There are works on extending ImageDataGenerator to be more flexible for exactly these type of cases (see in this issue on Github for examples).
Additionally, as mentioned by Mikael Rousson in the comments, you can easily create your own version of ImageDataGenerator yourself, while leveraging many of its built-in functions to make it easier. Here is an example code I've used for an image denoising problem, where I use random crops + additive noise to generate clean and noisy image pairs on the fly. You could easily modify this to add other types of augmentations. After which, you can use Model.fit_generator to train using these methods.
from keras.preprocessing.image import load_img, img_to_array, list_pictures
def random_crop(image, crop_size):
    height, width = image.shape[1:]
    dy, dx = crop_size
    if width < dx or height < dy:
        return None
    x = np.random.randint(0, width - dx + 1)
    y = np.random.randint(0, height - dy + 1)
    return image[:, y:(y+dy), x:(x+dx)]
def image_generator(list_of_files, crop_size, to_grayscale=True, scale=1, shift=0):
    while True:
        filename = np.random.choice(list_of_files)
        try:
            img = img_to_array(load_img(filename, to_grayscale))
        except:
            return
        cropped_img = random_crop(img, crop_size)
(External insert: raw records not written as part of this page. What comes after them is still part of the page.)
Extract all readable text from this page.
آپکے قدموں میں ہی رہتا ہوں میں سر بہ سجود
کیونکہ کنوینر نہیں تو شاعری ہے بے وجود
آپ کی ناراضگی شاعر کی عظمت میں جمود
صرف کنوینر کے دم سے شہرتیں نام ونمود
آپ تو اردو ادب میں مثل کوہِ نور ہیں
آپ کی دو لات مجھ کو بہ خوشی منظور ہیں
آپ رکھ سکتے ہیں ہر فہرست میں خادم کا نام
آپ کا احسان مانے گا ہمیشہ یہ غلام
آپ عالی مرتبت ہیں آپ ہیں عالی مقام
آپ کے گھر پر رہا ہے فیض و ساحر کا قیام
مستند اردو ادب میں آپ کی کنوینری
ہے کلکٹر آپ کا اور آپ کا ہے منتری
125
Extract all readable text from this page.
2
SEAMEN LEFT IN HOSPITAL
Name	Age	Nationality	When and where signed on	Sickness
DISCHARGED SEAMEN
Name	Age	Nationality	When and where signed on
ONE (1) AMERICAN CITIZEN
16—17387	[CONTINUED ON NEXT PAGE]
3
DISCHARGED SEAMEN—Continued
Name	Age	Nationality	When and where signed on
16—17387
        if cropped_img is None:
            continue
        yield scale * cropped_img - shift
def corrupted_training_pair(images, sigma):
    for img in images:
        target = img
        if sigma > 0:
            source = img + np.random.normal(0, sigma, img.shape)/255.0
        else:
            source = img
        yield (source, target)
def group_by_batch(dataset, batch_size):
    while True:
        try:
            sources, targets = zip(*[next(dataset) for i in xrange(batch_size)])
            batch = (np.stack(sources), np.stack(targets))
            yield batch
        except:
            return
def load_dataset(directory, crop_size, sigma, batch_size):
    files = list_pictures(directory)
    generator = image_generator(files, crop_size, scale=1/255.0, shift=0.5)
    generator = corrupted_training_pair(generator, sigma)
    generator = group_by_batch(generator, batch_size)
    return generator
You can then use the above like so:
train_set = load_dataset('images/train', (patch_height, patch_width), noise_sigma, batch_size)
val_set = load_dataset('images/val', (patch_height, patch_width), noise_sigma, batch_size)
model.fit_generator(train_set, samples_per_epoch=batch_size * 1000, nb_epoch=nb_epoch, validation_data=val_set, nb_val_samples=1000)